就任して3シーズン目となるミハイロ・ペトロヴィッチ監督(北海道コンサドーレ札幌)

 しかし、快勝を収めた札幌の指揮官ミハイロ・ペトロヴィッチは、試合後の会見で不機嫌にすら映った。

「浦和(レッズ)で負けたときの方が、今日勝った試合よりも私は嬉しかった」

 ペトロヴィッチ監督はそう言って、小さく肩をすくめた。

「(2014年の)浦和(の監督時代に)でホームの鳥栖戦だった。多くの決定機を作りながら、ゴールに嫌われて入らず、私の記憶が正しければ、豊田(陽平)にクロスを決められ、0-1で敗れた。大差で勝つこともできたはずのゲームだったが、そうはならなかった。
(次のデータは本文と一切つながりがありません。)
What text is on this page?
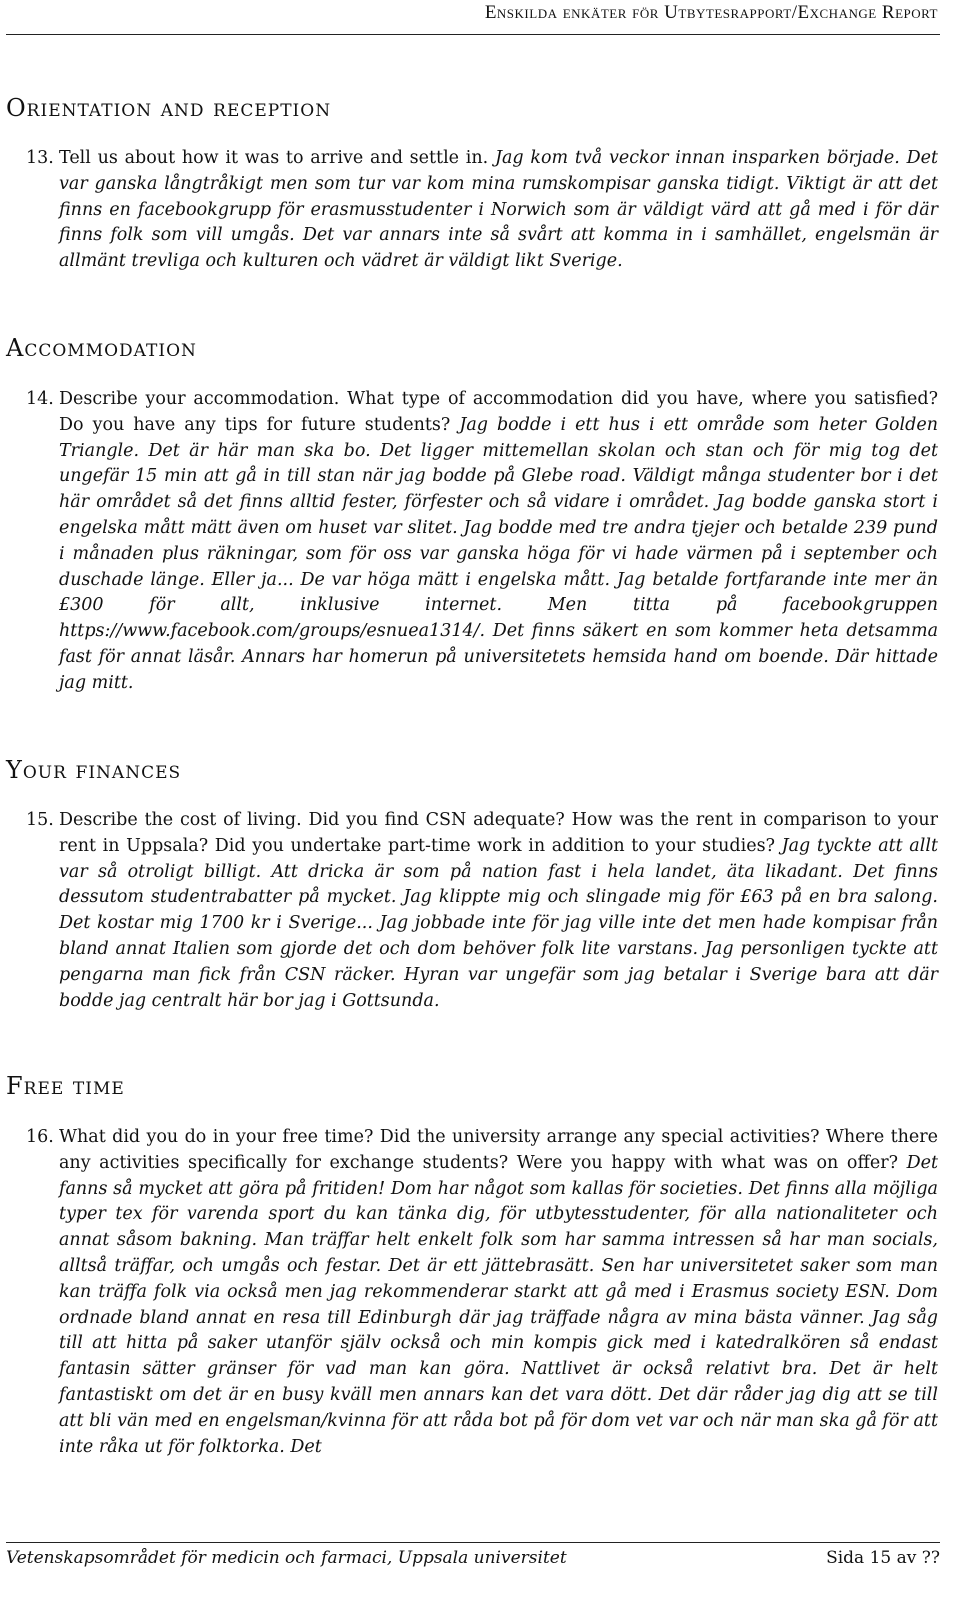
Enskilda enkäter för Utbytesrapport/Exchange Report
Orientation and reception
13. Tell us about how it was to arrive and settle in. Jag kom två veckor innan insparken började. Det var ganska långtråkigt men som tur var kom mina rumskompisar ganska tidigt. Viktigt är att det finns en facebookgrupp för erasmusstudenter i Norwich som är väldigt värd att gå med i för där finns folk som vill umgås. Det var annars inte så svårt att komma in i samhället, engelsmän är allmänt trevliga och kulturen och vädret är väldigt likt Sverige.
Accommodation
14. Describe your accommodation. What type of accommodation did you have, where you satisfied? Do you have any tips for future students? Jag bodde i ett hus i ett område som heter Golden Triangle. Det är här man ska bo. Det ligger mittemellan skolan och stan och för mig tog det ungefär 15 min att gå in till stan när jag bodde på Glebe road. Väldigt många studenter bor i det här området så det finns alltid fester, förfester och så vidare i området. Jag bodde ganska stort i engelska mått mätt även om huset var slitet. Jag bodde med tre andra tjejer och betalde 239 pund i månaden plus räkningar, som för oss var ganska höga för vi hade värmen på i september och duschade länge. Eller ja... De var höga mätt i engelska mått. Jag betalde fortfarande inte mer än £300 för allt, inklusive internet. Men titta på facebookgruppen https://www.facebook.com/groups/esnuea1314/. Det finns säkert en som kommer heta detsamma fast för annat läsår. Annars har homerun på universitetets hemsida hand om boende. Där hittade jag mitt.
Your finances
15. Describe the cost of living. Did you find CSN adequate? How was the rent in comparison to your rent in Uppsala? Did you undertake part-time work in addition to your studies? Jag tyckte att allt var så otroligt billigt. Att dricka är som på nation fast i hela landet, äta likadant. Det finns dessutom studentrabatter på mycket. Jag klippte mig och slingade mig för £63 på en bra salong. Det kostar mig 1700 kr i Sverige... Jag jobbade inte för jag ville inte det men hade kompisar från bland annat Italien som gjorde det och dom behöver folk lite varstans. Jag personligen tyckte att pengarna man fick från CSN räcker. Hyran var ungefär som jag betalar i Sverige bara att där bodde jag centralt här bor jag i Gottsunda.
Free time
16. What did you do in your free time? Did the university arrange any special activities? Where there any activities specifically for exchange students? Were you happy with what was on offer? Det fanns så mycket att göra på fritiden! Dom har något som kallas för societies. Det finns alla möjliga typer tex för varenda sport du kan tänka dig, för utbytesstudenter, för alla nationaliteter och annat såsom bakning. Man träffar helt enkelt folk som har samma intressen så har man socials, alltså träffar, och umgås och festar. Det är ett jättebrasätt. Sen har universitetet saker som man kan träffa folk via också men jag rekommenderar starkt att gå med i Erasmus society ESN. Dom ordnade bland annat en resa till Edinburgh där jag träffade några av mina bästa vänner. Jag såg till att hitta på saker utanför själv också och min kompis gick med i katedralkören så endast fantasin sätter gränser för vad man kan göra. Nattlivet är också relativt bra. Det är helt fantastiskt om det är en busy kväll men annars kan det vara dött. Det där råder jag dig att se till att bli vän med en engelsman/kvinna för att råda bot på för dom vet var och när man ska gå för att inte råka ut för folktorka. Det
Vetenskapsområdet för medicin och farmaci, Uppsala universitet	Sida 15 av ??
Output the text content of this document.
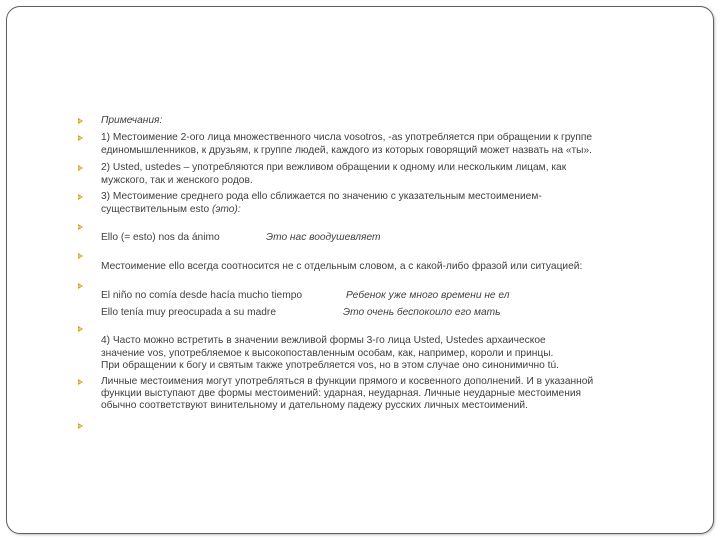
Примечания:

1) Местоимение 2-ого лица множественного числа vosotros, -as употребляется при обращении к группе

единомышленников, к друзьям, к группе людей, каждого из которых говорящий может назвать на «ты».

2) Usted, ustedes – употребляются при вежливом обращении к одному или нескольким лицам, как

мужского, так и женского родов.

3) Местоимение среднего рода ello сближается по значению с указательным местоимением-

существительным esto (это):

Ello (= esto) nos da ánimo	Это нас воодушевляет

Местоимение ello всегда соотносится не с отдельным словом, а с какой-либо фразой или ситуацией:

El niño no comía desde hacía mucho tiempo	Ребенок уже много времени не ел

Ello tenía muy preocupada a su madre	Это очень беспокоило его мать

4) Часто можно встретить в значении вежливой формы 3-го лица Usted, Ustedes архаическое

значение vos, употребляемое к высокопоставленным особам, как, например, короли и принцы.

При обращении к богу и святым также употребляется vos, но в этом случае оно синонимично tú.

Личные местоимения могут употребляться в функции прямого и косвенного дополнений. И в указанной

функции выступают две формы местоимений: ударная, неударная. Личные неударные местоимения

обычно соответствуют винительному и дательному падежу русских личных местоимений.
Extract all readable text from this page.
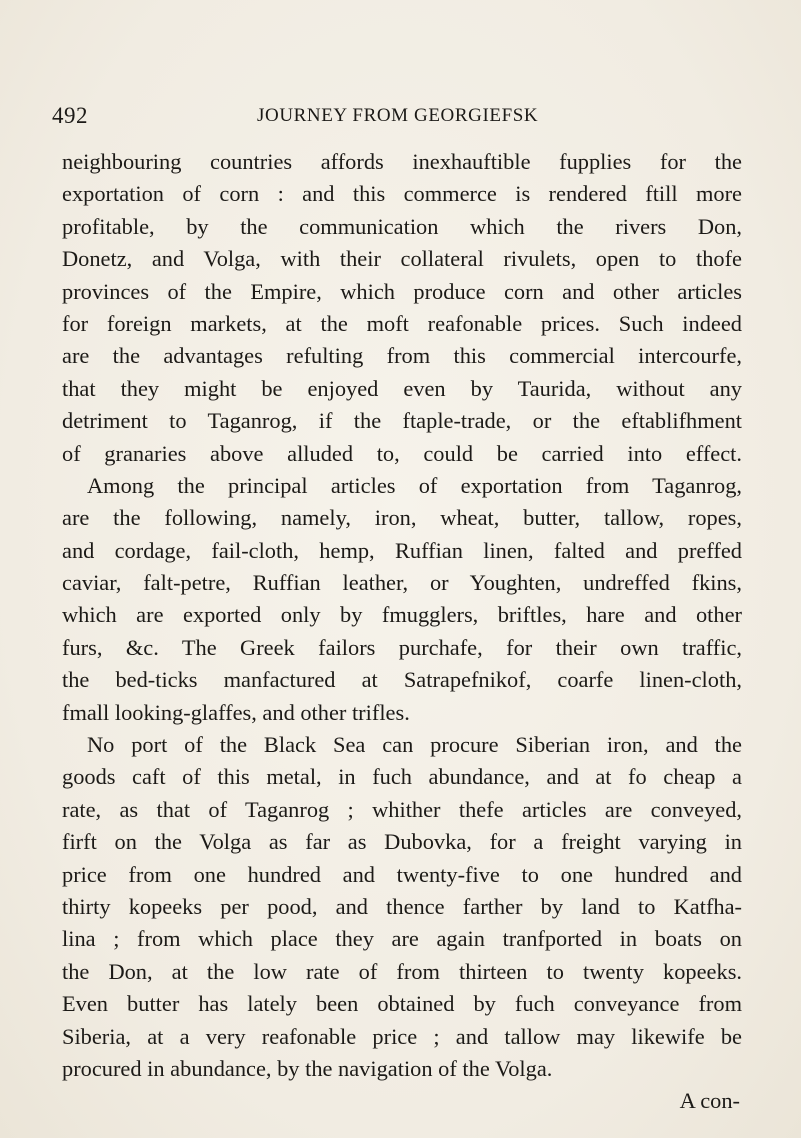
492	JOURNEY FROM GEORGIEFSK
neighbouring countries affords inexhauftible fupplies for the
exportation of corn : and this commerce is rendered ftill more
profitable, by the communication which the rivers Don,
Donetz, and Volga, with their collateral rivulets, open to thofe
provinces of the Empire, which produce corn and other articles
for foreign markets, at the moft reafonable prices. Such indeed
are the advantages refulting from this commercial intercourfe,
that they might be enjoyed even by Taurida, without any
detriment to Taganrog, if the ftaple-trade, or the eftablifhment
of granaries above alluded to, could be carried into effect.
Among the principal articles of exportation from Taganrog,
are the following, namely, iron, wheat, butter, tallow, ropes,
and cordage, fail-cloth, hemp, Ruffian linen, falted and preffed
caviar, falt-petre, Ruffian leather, or Youghten, undreffed fkins,
which are exported only by fmugglers, briftles, hare and other
furs, &c. The Greek failors purchafe, for their own traffic,
the bed-ticks manfactured at Satrapefnikof, coarfe linen-cloth,
fmall looking-glaffes, and other trifles.
No port of the Black Sea can procure Siberian iron, and the
goods caft of this metal, in fuch abundance, and at fo cheap a
rate, as that of Taganrog ; whither thefe articles are conveyed,
firft on the Volga as far as Dubovka, for a freight varying in
price from one hundred and twenty-five to one hundred and
thirty kopeeks per pood, and thence farther by land to Katfha-
lina ; from which place they are again tranfported in boats on
the Don, at the low rate of from thirteen to twenty kopeeks.
Even butter has lately been obtained by fuch conveyance from
Siberia, at a very reafonable price ; and tallow may likewife be
procured in abundance, by the navigation of the Volga.
A con-
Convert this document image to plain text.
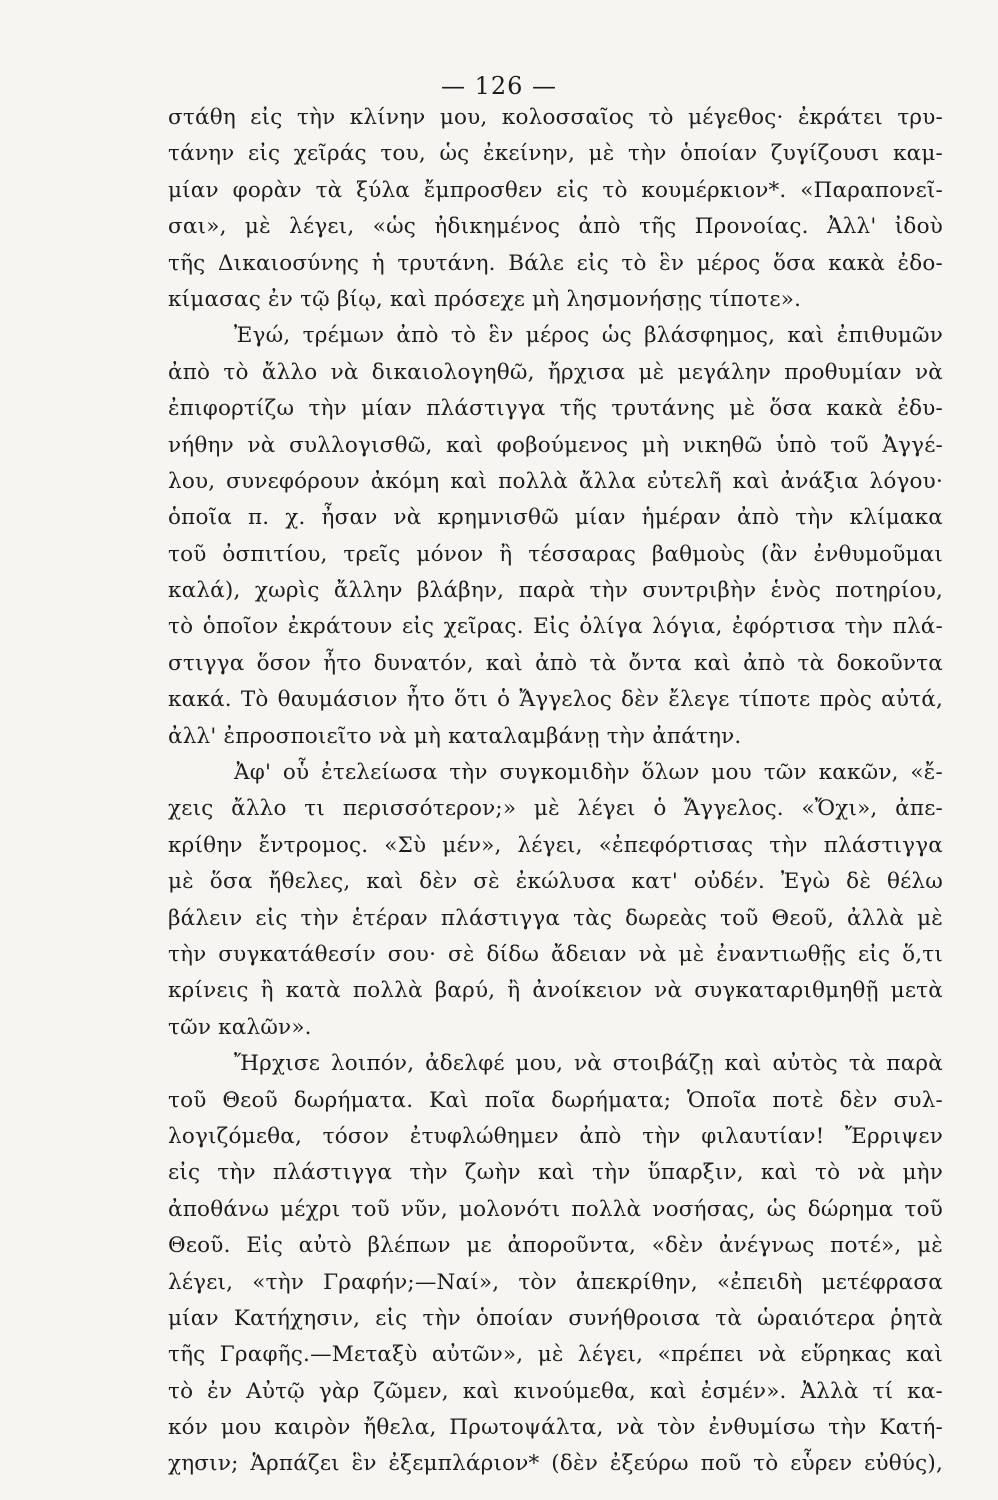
— 126 —
στάθη εἰς τὴν κλίνην μου, κολοσσαῖος τὸ μέγεθος· ἐκράτει τρυ-
τάνην εἰς χεῖράς του, ὡς ἐκείνην, μὲ τὴν ὁποίαν ζυγίζουσι καμ-
μίαν φορὰν τὰ ξύλα ἔμπροσθεν εἰς τὸ κουμέρκιον*. «Παραπονεῖ-
σαι», μὲ λέγει, «ὡς ἠδικημένος ἀπὸ τῆς Προνοίας. Ἀλλ' ἰδοὺ
τῆς Δικαιοσύνης ἡ τρυτάνη. Βάλε εἰς τὸ ἓν μέρος ὅσα κακὰ ἐδο-
κίμασας ἐν τῷ βίῳ, καὶ πρόσεχε μὴ λησμονήσῃς τίποτε».
Ἐγώ, τρέμων ἀπὸ τὸ ἓν μέρος ὡς βλάσφημος, καὶ ἐπιθυμῶν
ἀπὸ τὸ ἄλλο νὰ δικαιολογηθῶ, ἤρχισα μὲ μεγάλην προθυμίαν νὰ
ἐπιφορτίζω τὴν μίαν πλάστιγγα τῆς τρυτάνης μὲ ὅσα κακὰ ἐδυ-
νήθην νὰ συλλογισθῶ, καὶ φοβούμενος μὴ νικηθῶ ὑπὸ τοῦ Ἀγγέ-
λου, συνεφόρουν ἀκόμη καὶ πολλὰ ἄλλα εὐτελῆ καὶ ἀνάξια λόγου·
ὁποῖα π. χ. ἦσαν νὰ κρημνισθῶ μίαν ἡμέραν ἀπὸ τὴν κλίμακα
τοῦ ὀσπιτίου, τρεῖς μόνον ἢ τέσσαρας βαθμοὺς (ἂν ἐνθυμοῦμαι
καλά), χωρὶς ἄλλην βλάβην, παρὰ τὴν συντριβὴν ἑνὸς ποτηρίου,
τὸ ὁποῖον ἐκράτουν εἰς χεῖρας. Εἰς ὀλίγα λόγια, ἐφόρτισα τὴν πλά-
στιγγα ὅσον ἦτο δυνατόν, καὶ ἀπὸ τὰ ὄντα καὶ ἀπὸ τὰ δοκοῦντα
κακά. Τὸ θαυμάσιον ἦτο ὅτι ὁ Ἄγγελος δὲν ἔλεγε τίποτε πρὸς αὐτά,
ἀλλ' ἐπροσποιεῖτο νὰ μὴ καταλαμβάνῃ τὴν ἀπάτην.
Ἀφ' οὗ ἐτελείωσα τὴν συγκομιδὴν ὅλων μου τῶν κακῶν, «ἔ-
χεις ἄλλο τι περισσότερον;» μὲ λέγει ὁ Ἄγγελος. «Ὄχι», ἀπε-
κρίθην ἔντρομος. «Σὺ μέν», λέγει, «ἐπεφόρτισας τὴν πλάστιγγα
μὲ ὅσα ἤθελες, καὶ δὲν σὲ ἐκώλυσα κατ' οὐδέν. Ἐγὼ δὲ θέλω
βάλειν εἰς τὴν ἑτέραν πλάστιγγα τὰς δωρεὰς τοῦ Θεοῦ, ἀλλὰ μὲ
τὴν συγκατάθεσίν σου· σὲ δίδω ἄδειαν νὰ μὲ ἐναντιωθῇς εἰς ὅ,τι
κρίνεις ἢ κατὰ πολλὰ βαρύ, ἢ ἀνοίκειον νὰ συγκαταριθμηθῇ μετὰ
τῶν καλῶν».
Ἤρχισε λοιπόν, ἀδελφέ μου, νὰ στοιβάζῃ καὶ αὐτὸς τὰ παρὰ
τοῦ Θεοῦ δωρήματα. Καὶ ποῖα δωρήματα; Ὁποῖα ποτὲ δὲν συλ-
λογιζόμεθα, τόσον ἐτυφλώθημεν ἀπὸ τὴν φιλαυτίαν! Ἔρριψεν
εἰς τὴν πλάστιγγα τὴν ζωὴν καὶ τὴν ὕπαρξιν, καὶ τὸ νὰ μὴν
ἀποθάνω μέχρι τοῦ νῦν, μολονότι πολλὰ νοσήσας, ὡς δώρημα τοῦ
Θεοῦ. Εἰς αὐτὸ βλέπων με ἀποροῦντα, «δὲν ἀνέγνως ποτέ», μὲ
λέγει, «τὴν Γραφήν;—Ναί», τὸν ἀπεκρίθην, «ἐπειδὴ μετέφρασα
μίαν Κατήχησιν, εἰς τὴν ὁποίαν συνήθροισα τὰ ὡραιότερα ῥητὰ
τῆς Γραφῆς.—Μεταξὺ αὐτῶν», μὲ λέγει, «πρέπει νὰ εὕρηκας καὶ
τὸ ἐν Αὐτῷ γὰρ ζῶμεν, καὶ κινούμεθα, καὶ ἐσμέν». Ἀλλὰ τί κα-
κόν μου καιρὸν ἤθελα, Πρωτοψάλτα, νὰ τὸν ἐνθυμίσω τὴν Κατή-
χησιν; Ἁρπάζει ἓν ἐξεμπλάριον* (δὲν ἐξεύρω ποῦ τὸ εὗρεν εὐθύς),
しかし、サッカーではそういう試合もあるもの。自分たちとしては、狙いどおりにスペクタクルな試合ができた。結果は受け入れるべきだが、決して内容では負けていなかった。勝負は重要だが、サッカーはそれだけではない」

 ペトロヴィッチ流の本質はどこにあるのか?

 鳥栖戦、たしかに札幌はボールをつなぐのに苦労していた。GKク・ソンユンも含め、後方から組み立てを試みているが、しばしばパスがずれ、相手へ渡った。その動揺が次のミスを招いていた。

「昨シーズン、対戦したときは完全に回されていました」(鳥栖・金明輝監督)
 
 だが、この試合で主導権を握ったのは、鳥栖の方だった。

 札幌はお株を奪われたようで、自らのスタイルを出すことができない。「自分たちがボールを持って、攻撃を組み立て、敵陣に迫る」という回路に不具合が生じていた。単純にGKのいくつかのミスキック(受け方を含め)が足を引っ張っていたこともあった。

 ただ、悪いなりに戦う術を持っていた。ジェイへの長いパスで態勢を挽回。単発でも前にボールが収まると、そこから攻撃に転じられた。

 そして14分、攻勢で得た左CKから福森晃斗が蹴ったボールを、ジェイがヘディングで豪快に沈めたのだ。

「練習どおりの形だった。(キッカーに言われていた)走ってほしい、というコースを走って、決めることができた」(札幌・ジェイ)

 札幌は、”エリアの中での強度”が際立っていた。ジェイや鈴木武蔵は相手をひしぐ力を見せ、福森の左足のキックは強烈な飛び道具だった。81分の追加点もその一端だろう。やや劣勢ながらもFKを奪い、福森が直接左足で右隅に放り込む。エリアで高さを発揮する選手がいたことで、相手GKを幻惑させていた。そして後半アディショナルタイムには、自陣GKからの長いボールを相手から奪った鈴木が、エリア付近で反転からの鋭いシュートを決めている。

 札幌は、一発を仕留める力で勝った。

 一方、彼らは耐えるだけの実直な守備も見せていた。5-4-1のような形で、自陣での”エリアの強度”で負けなかった。エリア内でのディフェンスは粘り強く、何度となくシュートブロックに入っている。

 もっとも、水際で守っただけではない。

「大卒で(プロ)初戦なので、緊張はいつもと違ったと思いますけど。試合に入ったら、(金崎夢生との応酬でも)誰であろうと、やられたらやり返す、やるかやられるか、だと思っています。そこはお互いさまで」(札幌・高嶺朋樹)

 中盤での高嶺のボールアプローチは果敢だった。危険なインサイドには、簡単に持ち込ませていない。練度の高いトレーニングが、ひとつひとつのリアクションの鋭さに象徴されていた。

 土壌は選手を育てる。

 昨シーズン、ペトロヴィッチ監督は就任2年目でルヴァン杯を勝ち進んでいる。決勝では、川崎フロンターレと撃ち合いを演じて一歩も引かなかった。PK戦でタイトルを逃したものの、多くの選手が評判を高めた。そして年末のE−1サッカー選手権では、鈴木武蔵、菅大輝の2人が代表に選ばれているのだ。

 ペトロヴィッチの頑固なまでの追求が、スタイルを定着させてきた。サンフレッチェ広島、浦和、そして札幌で、どれだけの選手がその力を引き出されてきたか。そこに指揮官の真骨頂はある。

 そのプロセスのひとつで、指揮官本人が「嬉しくない」という戦いでも、勝ち切ることができるのだ。

「ビルドアップでは、明らかに問題を抱えていた」

 ペトロヴィッチ監督は、渋い表情を作って言った。

「(チームとして)ボールロストの場面が多かった。ただ、鈴木、ジェイ、チャナティップという主力選手は、ケガや体調不良などで、キャンプでコンスタントにプレーできていない。調子が上がっていない状況で、運動量だけでなく、体のキレも本調子ではなく、改善の余地がある。試合で違いを見せられる選手のコンディションを(トレーニングで)上げるのが、自分の仕事だ」

 名将は、着々と戦いの準備を整える。勝つことだけに甘んじない。チームはこれから成熟を迎える。

「0-3で勝った試合のコメントで、これほど厳しいことを言うとは予想していなかっただろ?」

 記者会見の最後、指揮官は悪戯っぽい笑みを浮かべて言った。